TOURNANT ! ...
Le ciel étrangement parhélique annonce un coup de temps imminent. Le détroit et l'horizon révèlent d'autres îles qui semblent croiser au large, émmerger de la brume des songes, droit dans le Ponant, au Levant. Aventureux lendemains, je vous espère, comme un plain - chant !
En chemin, une halte s'impose. Face à la mer, le Tournant du Grand Sud me ramène au Cap Sounion et aux balcons de l'Egée dont le Meltem parsème tant d'îles légendaires. Je revois la féerique gargotte du Cap et ses gargoulettes de terre cuites qui ruisselaient d'eau fraîche dans nos timbales, attablés que nous étions sous une treille dense obombrant un havre de paix. La brise emportait une merveilleuse échappée, au coeur des ruines de l'Attique.
Je me suis assis et longuement reposé. Adossé à la roche lisse et ocrée, creusée et polie par l'eau et les vents, j'ai embarqué à bord des souvenirs et rejoint les lointaines vires de mon enfance.

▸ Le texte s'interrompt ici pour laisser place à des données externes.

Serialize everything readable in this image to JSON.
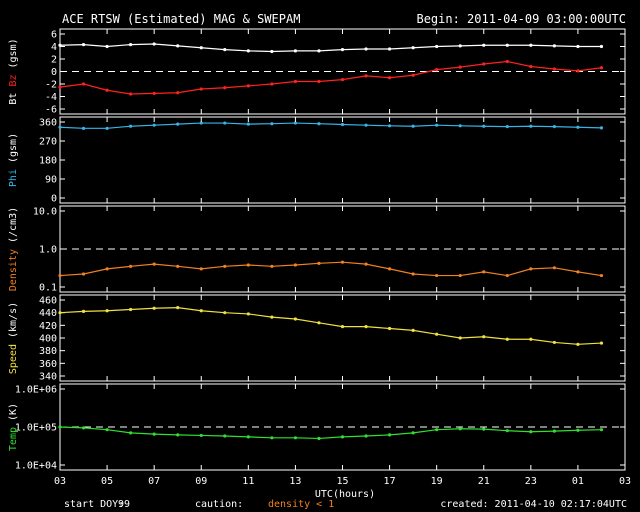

Rien n'aura donc changé ! Le temps se serait comme figé telle la montagne dans la mer et ses filandres de ciels zébrés de givre. A l'approche du Tournant, les plus hautes vagues ressemblent aux nuages.
Ici, nulle part, ailleurs peut-être, sans limite, quelqu'en soit le sens, je vais comme je demeure au gré des années qui s'échappent trop vite et si lentement à la fois. A ces pages du grand livre de la vie et de la destinée que l'on tourne et rouvre au fil de l'eau. A la mansuétude de la Grande Mer qui me ramène au rivage, en un même point de rencontre, vers tous les absents qui m'étaient en ce temps-là si chers !
Qu'importe la nuit et le jour quand ils règnent tantôt si radieux puis, hélas ! tragiquement enténébrés ! Car il nous est accordé ces brins de conscience pour y penser sans relâche, en circonscrire tous les horizons ! Faire part dès lors de l'attention et de l'empathie existentielles, de ces inclinations que l'on doit sans fin au vivant, au survivant, de circonstances, avec gratitude, sans lesquelles l'existence perdrait inexorablement la voie.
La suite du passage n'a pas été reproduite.